Certainly this watch is well known to the forum, but I'm just so enamored of it that I feel compelled to give a bit of a tour. 
Beautiful sculpted case, and curved rear crystal (although that doesn't make any difference in comfort to me vs flat). This pusher adjusts the leap year indicator.
Date is changed through the crown.
Nice finishing, and particularly like the year indicator on the movement side - keeps the dial side clean. Serial number removed in photoshop - it's really there 


7 day power reserve - keeps time quite evenly throughout the range, and keeps going reasonably well for another 2-3 days past that. The months are indicated by the small hand pointing at the 6 in the picture below. The absence of a day indication keeps the dial clean, although it is occasionally missed! The range of the PR indicator is quite small... fully wound up is at the top line, after 7 days about even with the middle line. The one time I let is run all the way down, didn't quite make it to the bottom line. Winding the watch is a pleasure - about 50 turns of the crown, takes about 35 - 45 seconds. Now part of the weekend ritual.
Here's how they achieve the big date - two overlapping date rings. This is from the catalog for the Monard Date model, which has the date window at 6, so the numbers are rotated to reflect that - but it's the same concept.
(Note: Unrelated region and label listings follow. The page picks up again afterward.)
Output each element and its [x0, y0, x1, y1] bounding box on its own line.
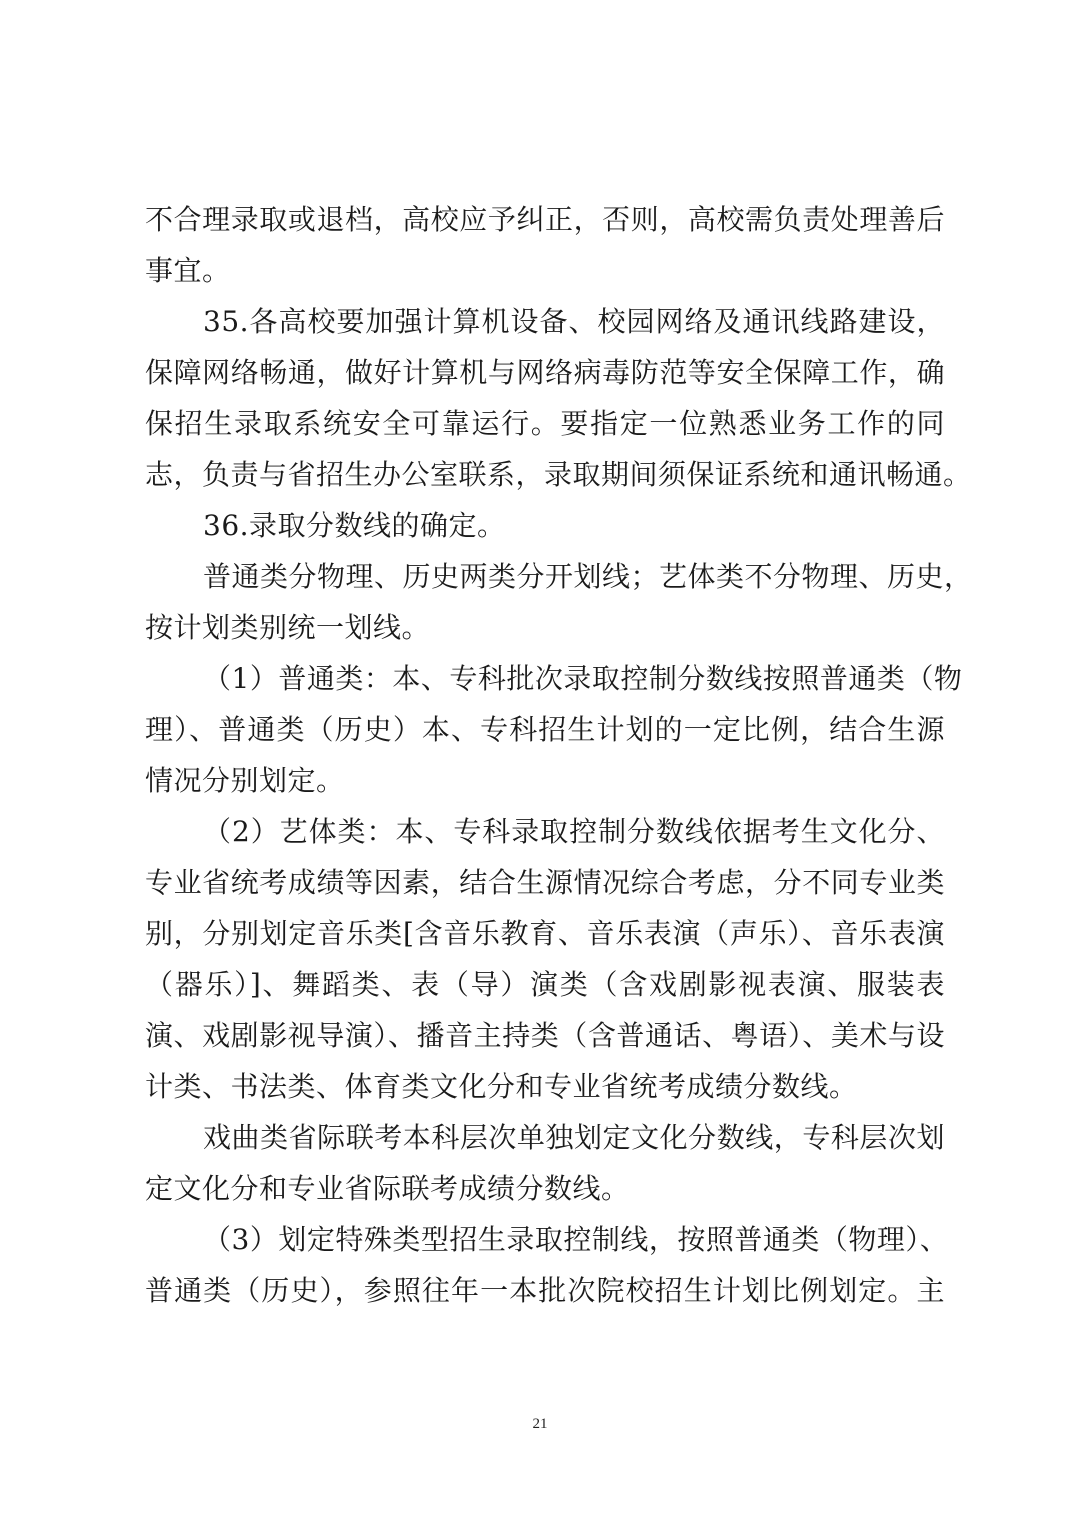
text-line: 事宜。 — [145, 254, 231, 287]
text-line: 按计划类别统一划线。 — [145, 611, 431, 644]
text-line: （1）普通类：本、专科批次录取控制分数线按照普通类（物 — [203, 662, 963, 695]
text-line: 保招生录取系统安全可靠运行。要指定一位熟悉业务工作的同 — [145, 407, 945, 440]
text-line: 保障网络畅通，做好计算机与网络病毒防范等安全保障工作，确 — [145, 356, 945, 389]
text-line: 志，负责与省招生办公室联系，录取期间须保证系统和通讯畅通。 — [145, 458, 972, 491]
text-line: 35.各高校要加强计算机设备、校园网络及通讯线路建设， — [203, 305, 945, 338]
text-line: 普通类分物理、历史两类分开划线；艺体类不分物理、历史， — [203, 560, 973, 593]
text-line: 36.录取分数线的确定。 — [203, 509, 506, 542]
body-text — [145, 194, 973, 1316]
page-number: 21 — [532, 1416, 548, 1432]
text-line: 定文化分和专业省际联考成绩分数线。 — [145, 1172, 630, 1205]
text-line: 普通类（历史），参照往年一本批次院校招生计划比例划定。主 — [145, 1274, 945, 1307]
text-line: （3）划定特殊类型招生录取控制线，按照普通类（物理）、 — [203, 1223, 949, 1256]
text-line: 计类、书法类、体育类文化分和专业省统考成绩分数线。 — [145, 1070, 858, 1103]
text-line: （2）艺体类：本、专科录取控制分数线依据考生文化分、 — [203, 815, 945, 848]
text-line: 理）、普通类（历史）本、专科招生计划的一定比例，结合生源 — [145, 713, 945, 746]
text-line: 不合理录取或退档，高校应予纠正，否则，高校需负责处理善后 — [145, 203, 945, 236]
text-line: 别，分别划定音乐类[含音乐教育、音乐表演（声乐）、音乐表演 — [145, 917, 945, 950]
text-line: 情况分别划定。 — [145, 764, 345, 797]
text-line: 戏曲类省际联考本科层次单独划定文化分数线，专科层次划 — [203, 1121, 945, 1154]
text-line: 专业省统考成绩等因素，结合生源情况综合考虑，分不同专业类 — [145, 866, 945, 899]
text-line: （器乐）]、舞蹈类、表（导）演类（含戏剧影视表演、服装表 — [145, 968, 945, 1001]
text-line: 演、戏剧影视导演）、播音主持类（含普通话、粤语）、美术与设 — [145, 1019, 945, 1052]
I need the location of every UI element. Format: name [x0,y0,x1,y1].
The size of the date took some getting used to at first. The "feature" of this system is that the date is always centered in the aperture - other big dates with two rings for the units and tens have to show either a blank space or a zero on the tens wheel. Not that a GO or Lange is hard to look at
If you examine the watch on the wrist, you can see in the second half of the month that the date wheel is a tiny bit lower in the aperture, and the edges of opening of the upper date wheel if you look at it sideways.